Although his woodblock prints are now regarded and collected as high art, Yoshitoshi’s legacy as a popular artist continues to be celebrated today in contemporary tattoo culture. While tattoos have remained relatively taboo throughout most of Japanese history, decorative tattooing (irezumi) blossomed among the popular culture of the Yoshiwara pleasure districts and working class during the Edo period. Tattoo designs often evolved alongside woodblock prints and Kabuki theater plays. Yoshitoshi was well known for showcasing the beauty of tattoo motifs of his time in many of his prints, especially those featuring kabuki actors and the series Strong Heroes of the Water Margin (1868).
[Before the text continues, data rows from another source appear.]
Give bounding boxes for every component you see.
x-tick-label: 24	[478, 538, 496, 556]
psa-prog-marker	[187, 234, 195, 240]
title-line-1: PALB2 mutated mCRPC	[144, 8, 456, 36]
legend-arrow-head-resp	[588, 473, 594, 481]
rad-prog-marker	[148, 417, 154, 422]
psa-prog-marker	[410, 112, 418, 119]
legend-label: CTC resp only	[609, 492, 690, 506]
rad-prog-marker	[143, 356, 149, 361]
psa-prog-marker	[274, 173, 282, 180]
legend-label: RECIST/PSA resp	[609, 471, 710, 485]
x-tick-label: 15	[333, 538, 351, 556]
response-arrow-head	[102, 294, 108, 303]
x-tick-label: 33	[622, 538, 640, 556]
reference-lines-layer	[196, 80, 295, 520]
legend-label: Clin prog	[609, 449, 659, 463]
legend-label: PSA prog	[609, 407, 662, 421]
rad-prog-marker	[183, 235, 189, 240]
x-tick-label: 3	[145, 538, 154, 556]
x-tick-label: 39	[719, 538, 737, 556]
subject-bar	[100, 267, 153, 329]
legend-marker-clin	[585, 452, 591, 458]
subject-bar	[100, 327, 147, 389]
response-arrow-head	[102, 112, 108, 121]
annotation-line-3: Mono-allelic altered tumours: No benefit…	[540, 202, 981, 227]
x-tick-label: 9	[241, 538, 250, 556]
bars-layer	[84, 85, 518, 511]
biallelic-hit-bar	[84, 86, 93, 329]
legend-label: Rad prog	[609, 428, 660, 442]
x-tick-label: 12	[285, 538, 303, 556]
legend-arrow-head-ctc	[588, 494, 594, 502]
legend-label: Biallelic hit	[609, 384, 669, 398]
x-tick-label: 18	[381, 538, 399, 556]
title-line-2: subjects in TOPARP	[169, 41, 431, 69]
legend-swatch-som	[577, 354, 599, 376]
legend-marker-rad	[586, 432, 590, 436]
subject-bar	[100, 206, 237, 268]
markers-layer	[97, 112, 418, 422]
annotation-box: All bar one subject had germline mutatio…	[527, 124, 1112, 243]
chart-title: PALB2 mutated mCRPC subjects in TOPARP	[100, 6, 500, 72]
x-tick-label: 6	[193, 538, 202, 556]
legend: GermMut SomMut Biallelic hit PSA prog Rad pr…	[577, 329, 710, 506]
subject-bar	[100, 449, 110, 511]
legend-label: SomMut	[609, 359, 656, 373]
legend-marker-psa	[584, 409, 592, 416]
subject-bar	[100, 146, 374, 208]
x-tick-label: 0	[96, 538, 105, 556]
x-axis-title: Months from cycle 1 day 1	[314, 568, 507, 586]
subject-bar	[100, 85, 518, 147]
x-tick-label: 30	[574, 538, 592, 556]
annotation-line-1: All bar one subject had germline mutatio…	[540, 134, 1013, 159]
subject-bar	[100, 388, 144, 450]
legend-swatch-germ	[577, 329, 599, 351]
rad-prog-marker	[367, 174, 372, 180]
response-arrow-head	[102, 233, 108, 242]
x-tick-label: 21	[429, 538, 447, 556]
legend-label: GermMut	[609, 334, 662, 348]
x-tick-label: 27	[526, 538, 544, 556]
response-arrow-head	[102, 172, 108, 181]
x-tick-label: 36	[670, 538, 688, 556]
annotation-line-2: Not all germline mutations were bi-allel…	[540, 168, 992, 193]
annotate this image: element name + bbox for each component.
His particularly imaginative, detailed renderings of tattoos in many of his works provide fascinating records of Japanese tattoo culture that continues to mesmerize woodblock print and tattoo aficionados alike. A number of his prints even take up the process of tattooing as subject matter. A scene from Thirty-two Aspects of Customs and Manners (1888), for example, shows a young courtesan receiving a tattoo with the character for love, likely the beginning of a tattoo for her lover.
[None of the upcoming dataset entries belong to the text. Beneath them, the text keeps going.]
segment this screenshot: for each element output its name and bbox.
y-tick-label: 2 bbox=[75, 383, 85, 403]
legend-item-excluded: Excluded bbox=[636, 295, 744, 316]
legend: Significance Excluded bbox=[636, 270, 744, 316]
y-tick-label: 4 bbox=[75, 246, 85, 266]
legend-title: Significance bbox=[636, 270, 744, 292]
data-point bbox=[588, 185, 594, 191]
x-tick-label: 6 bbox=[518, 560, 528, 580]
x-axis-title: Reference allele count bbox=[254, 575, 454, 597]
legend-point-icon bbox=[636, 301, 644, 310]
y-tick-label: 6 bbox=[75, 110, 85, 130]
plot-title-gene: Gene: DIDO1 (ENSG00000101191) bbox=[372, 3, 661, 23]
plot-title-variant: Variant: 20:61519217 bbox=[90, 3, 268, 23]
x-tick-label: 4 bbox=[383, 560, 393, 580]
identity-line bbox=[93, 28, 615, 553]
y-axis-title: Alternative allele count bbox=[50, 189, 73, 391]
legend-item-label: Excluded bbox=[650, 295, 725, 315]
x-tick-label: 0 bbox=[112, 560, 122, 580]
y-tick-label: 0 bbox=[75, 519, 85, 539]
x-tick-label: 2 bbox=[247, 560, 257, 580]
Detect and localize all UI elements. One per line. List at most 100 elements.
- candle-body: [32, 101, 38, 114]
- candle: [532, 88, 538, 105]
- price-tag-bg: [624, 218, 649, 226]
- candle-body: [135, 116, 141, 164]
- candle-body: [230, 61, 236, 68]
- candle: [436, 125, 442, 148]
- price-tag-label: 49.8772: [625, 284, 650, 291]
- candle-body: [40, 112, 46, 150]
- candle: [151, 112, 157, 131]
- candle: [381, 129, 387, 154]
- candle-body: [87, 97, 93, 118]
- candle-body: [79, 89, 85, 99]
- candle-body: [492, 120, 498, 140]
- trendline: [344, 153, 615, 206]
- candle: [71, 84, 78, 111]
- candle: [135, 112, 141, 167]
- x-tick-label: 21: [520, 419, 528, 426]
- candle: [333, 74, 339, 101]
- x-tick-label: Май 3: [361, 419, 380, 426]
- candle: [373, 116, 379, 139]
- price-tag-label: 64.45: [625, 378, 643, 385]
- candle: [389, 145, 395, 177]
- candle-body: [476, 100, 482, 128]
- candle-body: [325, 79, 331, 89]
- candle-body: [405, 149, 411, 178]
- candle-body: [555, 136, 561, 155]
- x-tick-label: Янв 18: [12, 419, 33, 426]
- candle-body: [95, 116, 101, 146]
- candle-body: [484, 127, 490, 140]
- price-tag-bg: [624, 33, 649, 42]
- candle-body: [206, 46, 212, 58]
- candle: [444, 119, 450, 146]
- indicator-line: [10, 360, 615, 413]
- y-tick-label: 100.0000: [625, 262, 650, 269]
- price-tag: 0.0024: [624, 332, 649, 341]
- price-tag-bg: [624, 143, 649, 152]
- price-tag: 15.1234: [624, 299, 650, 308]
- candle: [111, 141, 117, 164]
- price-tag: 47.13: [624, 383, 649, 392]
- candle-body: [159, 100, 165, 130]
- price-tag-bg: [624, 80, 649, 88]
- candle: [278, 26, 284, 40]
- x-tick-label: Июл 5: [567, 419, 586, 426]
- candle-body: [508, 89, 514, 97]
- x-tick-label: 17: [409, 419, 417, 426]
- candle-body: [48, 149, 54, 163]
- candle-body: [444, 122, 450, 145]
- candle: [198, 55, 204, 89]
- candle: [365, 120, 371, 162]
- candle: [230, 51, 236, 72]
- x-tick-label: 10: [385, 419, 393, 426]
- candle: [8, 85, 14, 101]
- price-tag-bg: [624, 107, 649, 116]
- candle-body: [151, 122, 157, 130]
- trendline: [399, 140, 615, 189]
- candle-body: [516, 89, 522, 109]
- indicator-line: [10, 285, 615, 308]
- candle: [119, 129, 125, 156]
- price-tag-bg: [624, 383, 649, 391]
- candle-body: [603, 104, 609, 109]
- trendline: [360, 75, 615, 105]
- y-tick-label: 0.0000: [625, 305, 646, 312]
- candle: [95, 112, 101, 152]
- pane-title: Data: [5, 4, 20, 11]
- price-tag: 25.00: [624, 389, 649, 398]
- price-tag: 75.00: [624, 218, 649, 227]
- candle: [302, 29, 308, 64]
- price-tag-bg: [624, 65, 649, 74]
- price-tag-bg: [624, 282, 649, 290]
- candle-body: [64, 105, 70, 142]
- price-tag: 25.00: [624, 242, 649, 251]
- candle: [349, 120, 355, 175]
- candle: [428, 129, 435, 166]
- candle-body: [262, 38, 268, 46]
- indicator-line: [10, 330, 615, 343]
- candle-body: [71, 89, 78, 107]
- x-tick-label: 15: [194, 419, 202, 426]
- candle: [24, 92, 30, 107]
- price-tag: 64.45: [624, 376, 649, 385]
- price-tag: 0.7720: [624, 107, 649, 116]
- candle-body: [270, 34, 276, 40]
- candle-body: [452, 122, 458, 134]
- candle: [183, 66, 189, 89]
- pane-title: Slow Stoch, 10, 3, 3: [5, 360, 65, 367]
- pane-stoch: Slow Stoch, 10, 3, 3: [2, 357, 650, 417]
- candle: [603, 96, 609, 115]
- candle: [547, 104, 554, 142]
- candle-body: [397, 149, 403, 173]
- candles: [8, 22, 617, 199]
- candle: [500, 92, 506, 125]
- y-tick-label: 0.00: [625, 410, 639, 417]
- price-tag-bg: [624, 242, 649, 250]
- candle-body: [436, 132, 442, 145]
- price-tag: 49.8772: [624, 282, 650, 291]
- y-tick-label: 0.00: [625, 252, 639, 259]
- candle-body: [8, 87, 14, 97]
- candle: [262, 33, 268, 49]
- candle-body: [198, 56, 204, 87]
Yoshitoshi’s designs for scenes from Tales of the Water Margin (Suikoden), a 14th c. Chinese epic popular in Japan, showcase incredibly meticulous tattoos on the bulging muscles of heroic renegades who battled on behalf of the poor and oppressed. In late Edo, these ukiyo-e inspired compositions from Tales of the Water Margin were sometimes employed as subversive symbolism for the tattoos of vigilantes who rebelled against the authority of the shogunate. This subject matter still resonates with contemporary tattoo artists today and is referenced in their work. Los Angeles-based Christopher D. Brand’s tattoo series,108 Artists of Los Angeles, for example, interweaves iconography from Tales of the Water Margin with 1980's Los Angeles Chicano history and tattoo culture. (The profound influence of ukiyo-e on tattoos and their interconnected history was recently explored in the exhibition Perseverance: Japanese Tattoo Tradition in a Modern World (2014), organized by the Japanese American National Museum.)

In addition to tattoos, the influence of Yoshitoshi’s innovative designs continue to reverberate across contemporary art, illustration and design. The artist’s striking ability to recast Japan’s past through a modern lens enabled him to redefine the woodblock print in a progressively global world. His seamless integration of western and Japanese techniques, merging past and present, make his compositions feel thoroughly modern and continually provide inspiration to all who encounter his work.